Há certas questões com as quais o mundo está se debatendo hoje. Uma delas, na minha opinião, é a questão do eu nacional em relação ao Estado, também conhecido como Nacionalismo. Vindo do México, vemos essa disputa em uma escala muito palpável. As idéias de soberania e de identidade nacional estão sendo rasgadas a pedaços pelo avanço da globalização. Certos fatores geográficos, como sermos vizinhos dos Estados Unidos, misturados com a nossa herança cultural Indígena/Espanhola estão causando uma crise esquizofrênica. Para mexer ou mudar algo no México é difícil e confuso e bate de frente com o peso dos nossos muitos passados.
O México tentou criar uma noção clara do que é ser mexicano pegando a idéia do mestiço e criando símbolos nacionais ao redor dele. Nossa bandeira verde, branca e vermelha com o emblema da águia parada sobre um cacto comendo uma cobra é o perfeito exemplo disso. As cores representam as idéias racionais de união, esperança e sangue que criaram o estado mexicano moderno enquanto a imagem da águia é tirada de uma lenda asteca sobre um oráculo do deus da guerra, Huitzilopochtli, que veio ao seu povo nômade e lhes disse que iriam se assentar no lugar onde encontrassem a cobra. Os astecas vagaram pelo que hoje é o México até encontrarem a cobra em uma ilha em meio a um lago, onde, conforme instruídos por seu deus, construíram a cidade de Tenochtitlán (a atual Cidade do México).
Mas o que esta nação mexicana não entendeu foi que vários povos indígenas do México não compartilham os mesmos valores e que com o passar do tempo não necessariamente irão querer fazer parte desta nova identidade mexicana. Mais de 10% da população é indígena e ainda há mais de 63 dialetos indígenas falados ao redor do país.

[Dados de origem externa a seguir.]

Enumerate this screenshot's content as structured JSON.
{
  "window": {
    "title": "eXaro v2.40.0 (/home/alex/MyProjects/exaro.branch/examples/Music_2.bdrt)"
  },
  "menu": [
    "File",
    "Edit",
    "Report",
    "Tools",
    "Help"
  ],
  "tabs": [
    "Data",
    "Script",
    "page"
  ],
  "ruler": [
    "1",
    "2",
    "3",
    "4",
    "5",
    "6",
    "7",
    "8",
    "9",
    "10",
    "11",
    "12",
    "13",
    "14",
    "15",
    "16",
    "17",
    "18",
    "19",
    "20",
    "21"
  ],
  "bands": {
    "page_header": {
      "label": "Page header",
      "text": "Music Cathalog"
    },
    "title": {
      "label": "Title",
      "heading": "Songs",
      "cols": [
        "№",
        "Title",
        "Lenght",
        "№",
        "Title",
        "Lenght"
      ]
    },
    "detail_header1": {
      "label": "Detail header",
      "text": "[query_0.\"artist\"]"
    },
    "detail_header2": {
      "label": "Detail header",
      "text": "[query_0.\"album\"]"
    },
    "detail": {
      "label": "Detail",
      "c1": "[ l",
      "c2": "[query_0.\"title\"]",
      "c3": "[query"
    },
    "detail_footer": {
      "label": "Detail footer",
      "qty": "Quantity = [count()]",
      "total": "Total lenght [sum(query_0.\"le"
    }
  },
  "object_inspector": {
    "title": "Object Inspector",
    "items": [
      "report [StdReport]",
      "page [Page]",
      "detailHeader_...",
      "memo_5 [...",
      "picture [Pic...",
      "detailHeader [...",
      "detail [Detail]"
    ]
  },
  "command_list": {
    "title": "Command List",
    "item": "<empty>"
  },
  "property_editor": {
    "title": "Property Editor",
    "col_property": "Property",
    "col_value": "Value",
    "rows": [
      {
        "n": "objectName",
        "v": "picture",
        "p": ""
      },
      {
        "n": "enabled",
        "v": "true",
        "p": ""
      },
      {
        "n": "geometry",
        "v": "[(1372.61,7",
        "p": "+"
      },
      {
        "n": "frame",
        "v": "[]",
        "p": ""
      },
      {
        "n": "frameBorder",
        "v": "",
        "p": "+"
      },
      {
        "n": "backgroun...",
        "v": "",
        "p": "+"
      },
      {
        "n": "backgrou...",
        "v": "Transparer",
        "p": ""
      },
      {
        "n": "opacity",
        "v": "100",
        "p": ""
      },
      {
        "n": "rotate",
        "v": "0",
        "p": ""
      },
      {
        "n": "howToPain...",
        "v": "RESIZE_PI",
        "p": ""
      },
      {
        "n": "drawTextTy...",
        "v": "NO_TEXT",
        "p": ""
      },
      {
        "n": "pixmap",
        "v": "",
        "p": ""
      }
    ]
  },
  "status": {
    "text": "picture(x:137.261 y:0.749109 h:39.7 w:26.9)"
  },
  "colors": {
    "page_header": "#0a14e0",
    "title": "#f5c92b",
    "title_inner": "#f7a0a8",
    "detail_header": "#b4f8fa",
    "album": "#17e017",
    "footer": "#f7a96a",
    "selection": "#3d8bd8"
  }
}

Enquanto que o Brasil, aos olhos de uma mexicana, aparenta ser um país livre desse peso: um tipo de sociedade-de-viver-constantemente-no-presente-e-no-futuro que não parece ter incertezas sobre como ou de onde veio. Acredito que o tamanho do país, sua intensa diversidade natural com sua distância da influência do mundo desenvolvido lhe permitiu crescer livre e sozinho. A imigração também ajudou muito. Como os Estados Unidos, o Brasil recebeu ondas de imigrantes das classes trabalhadoras, vindos em sua maioria da Europa e também do Japão (ambos na virada do século XX).
E é por isso que parece natural que o Brasil seja um dos países mais receptivos ao modernismo. O princípio básico do modernismo de ter que reavaliar e se desprender das idéias iluministas sobre Deus, o governo, a ciência e a razão para entender a complexidade do mundo moderno se encaixa perfeitamente com o desprendimento brasileiro a estas noções do velho mundo e sua identidade multicultural. A arquitetura moderna brasileira deu estrutura a estas ideias, a começar pela criação de Brasília (onde mais Brasília teria sido construída??), e o alastramento da arquitetura moderna nas metrópoles tropicais urbanas. Pense por exemplo em alguém como Roberto Burle Marx. Sua repaginação agressiva do Rio de Janeiro, transformando as ruas em oceanos. O Brasil, pega, devora e torna seu o que quiser, sem perguntar se pode.
Você pressente uma leveza e uma segurança na atitude dos brasileiros. E é por isso que não acho surpreendente que o Brasil tenha desenvolvido a música, por exemplo, acima de quase todas as outras formas de expressão cultural. O carnaval e o samba são primordiais ao ‘eu’ brasileiro. A música sendo um campo livre de limitações econômicas e culturais onde permite-se discutir as desigualdades.
Acho que é uma das razões pelas quais, em um mundo que está tentando redefinir suas noções de identidade nacional e encontrando dificuldades, o Brasil avança a largos passos sem necessidade de parar e perguntar. O que é brasileiro muda na mesma velocidade em que demorou para se tornar brasileiro.